Kléa fronça les sourcils. Est-ce que... Était-il en train de l'espionner !? Bien sûr que oui, sinon comment aurait-il pu savoir ce qu'elle portait ? Elle savait que c'était un vrai psychopathe, mais elle n'imaginait pas que ce soit à ce point-là. Elle ressentit une pointe d'agacement. Elle n'avait rien à cacher et n'était pas pudique au point de piquer une crise parce qu'Avan avait pu la voir dénudée. Mais un peu de décence bon sang ! Il n'avait que ça à faire de sa vie celui-là ? Elle allait se venger pour ça. Elle ignorait encore comment mais elle n'allait pas se laisser faire. L'irritation qu'elle éprouvait disparue vite. Elle ne comptait pas s'appesantir sur ça longtemps, et elle était déjà passée à autre chose. Kléa n'avait pas pour habitude de se mettre en colère, de pleurer, d'être agacée, bouleversée ou même joyeuse. Elle n'avait pas pour habitude de ressentir quoi que ce soit à part de l'ennui et de l'amusement. Et ça lui allait très bien comme ça. Elle n'allait certainement pas laisser un abruti comme Avan ruiner tout son travail niveau émotion. Hors de question. Elle ne voulait rien éprouver, un point c'est tout.

- Tu sais quoi Avan ? Je ne vais pas te donner le plaisir de venir. Je ne sais pas comment tu fais ça, mais continue ton petit jeu. Ça m'est égal. Je peux très bien le supporter. Quand tu te seras lassé, met une robe sexy et viens me voir qu'on discute.

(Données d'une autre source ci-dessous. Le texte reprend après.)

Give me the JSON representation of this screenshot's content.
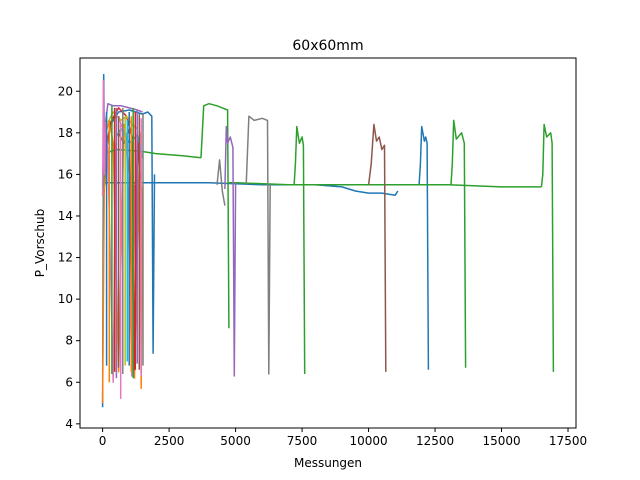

Sur ce, Kléa, très contente d'elle, partit se promener avec Nikki. Elle l'emmena à la plage, sachant que sa chienne adorait faire la folle dans le sable et courir dans les vagues. S'il y avait bien quelque chose qu'elle appréciait un minimum sur cette planète, c'était son chien. L'air marin fit le plus grand bien à la jeune femme. La voix dans sa tête s'était tut, et Kléa y voyait là une forme d'abandon de la part d'Avan. Elle espérait que ce soit un abandon. Bien qu'elle soit très sérieuse en disant qu'elle pourrait supporter ses commentaires en son être, elle préférait quand même ne pas avoir à l'entendre constamment commenter ses moindres faits et gestes.